# MATH 2301-102 and -103 Fall 2017 Calculus I Recitation 9 Week 10

See the coversheet for instructions and the point value of each problem.

1. Sketch the graph of a single function that has all of the following properties:
1. Continuous and differentiable everywhere except at $$x=-3$$, where it has a vertical asymptote.
2. A horizontal asymptote at $$y=1$$.
3. An $$x$$-intercept at $$x=-2$$.
4. A $$y$$-intercept at $$y=4$$.
5. $$f'(x) \gt 0$$ on the intervals $$(-\infty,-3)$$ and $$(-3,2)$$.
6. $$f'(x) \lt 0$$ on the interval $$(2,\infty)$$.
7. $$f''(x) \gt 0$$ on the intervals $$(-\infty,-3)$$ and $$(4,\infty)$$.
8. $$f''(x) \lt 0$$ on the interval $$(-3,4)$$.
9. $$f'(2)=0$$.
10. An inflection point at $$(4,3)$$.
2. For the function $$\displaystyle f(x)= \frac{\sqrt{1-x^2}}{x}$$:
1. Find the domain.
2. Find the intercepts.
3. Determine any symmetries.
4. Find any asymptotes.
5. Find the intervals on which $$f$$ is increasing or decreasing.

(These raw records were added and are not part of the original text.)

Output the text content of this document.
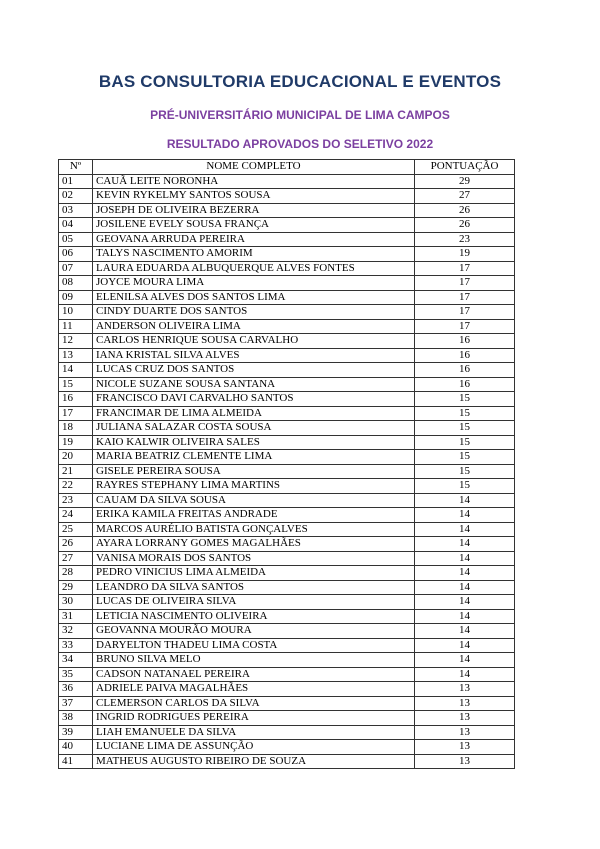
BAS CONSULTORIA EDUCACIONAL E EVENTOS
PRÉ-UNIVERSITÁRIO MUNICIPAL DE LIMA CAMPOS
RESULTADO APROVADOS DO SELETIVO 2022
Nº	NOME COMPLETO	PONTUAÇÃO
01	CAUÃ LEITE NORONHA	29
02	KEVIN RYKELMY SANTOS SOUSA	27
03	JOSEPH DE OLIVEIRA BEZERRA	26
04	JOSILENE EVELY SOUSA FRANÇA	26
05	GEOVANA ARRUDA PEREIRA	23
06	TALYS NASCIMENTO AMORIM	19
07	LAURA EDUARDA ALBUQUERQUE ALVES FONTES	17
08	JOYCE MOURA LIMA	17
09	ELENILSA ALVES DOS SANTOS LIMA	17
10	CINDY DUARTE DOS SANTOS	17
11	ANDERSON OLIVEIRA LIMA	17
12	CARLOS HENRIQUE SOUSA CARVALHO	16
13	IANA KRISTAL SILVA ALVES	16
14	LUCAS CRUZ DOS SANTOS	16
15	NICOLE SUZANE SOUSA SANTANA	16
16	FRANCISCO DAVI CARVALHO SANTOS	15
17	FRANCIMAR DE LIMA ALMEIDA	15
18	JULIANA SALAZAR COSTA SOUSA	15
19	KAIO KALWIR OLIVEIRA SALES	15
20	MARIA BEATRIZ CLEMENTE LIMA	15
21	GISELE PEREIRA SOUSA	15
22	RAYRES STEPHANY LIMA MARTINS	15
23	CAUAM DA SILVA SOUSA	14
24	ERIKA KAMILA FREITAS ANDRADE	14
25	MARCOS AURÉLIO BATISTA GONÇALVES	14
26	AYARA LORRANY GOMES MAGALHÃES	14
27	VANISA MORAIS DOS SANTOS	14
28	PEDRO VINICIUS LIMA ALMEIDA	14
29	LEANDRO DA SILVA SANTOS	14
30	LUCAS DE OLIVEIRA SILVA	14
31	LETICIA NASCIMENTO OLIVEIRA	14
32	GEOVANNA MOURÃO MOURA	14
33	DARYELTON THADEU LIMA COSTA	14
34	BRUNO SILVA MELO	14
35	CADSON NATANAEL PEREIRA	14
36	ADRIELE PAIVA MAGALHÃES	13
37	CLEMERSON CARLOS DA SILVA	13
38	INGRID RODRIGUES PEREIRA	13
39	LIAH EMANUELE DA SILVA	13
40	LUCIANE LIMA DE ASSUNÇÃO	13
41	MATHEUS AUGUSTO RIBEIRO DE SOUZA	13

6. Find the local maximum and minimum values of $$f$$.
7. Find the intervals of concavity and the inflection points.
8. Use the information above to sketch the graph.
[This is section 4.4 #21; you can check your answer in the back of the book, but you need to show how to get to the answer.]
3. For the function $$\displaystyle f(x)= \frac{1}{2}x -\sin(x)$$ on the interval $$0 < x < 3\pi$$:
1. Determine any symmetries.
2. Find any vertical asymptotes.
3. Find the intervals on which $$f$$ is increasing or decreasing.
4. Find the local maximum and minimum values of $$f$$.
5. Find the intervals of concavity and the inflection points.
6. Use the information above to sketch the graph.
[This is section 4.4 #31; you can check your answer in the back of the book, but you need to show how to get to the answer.]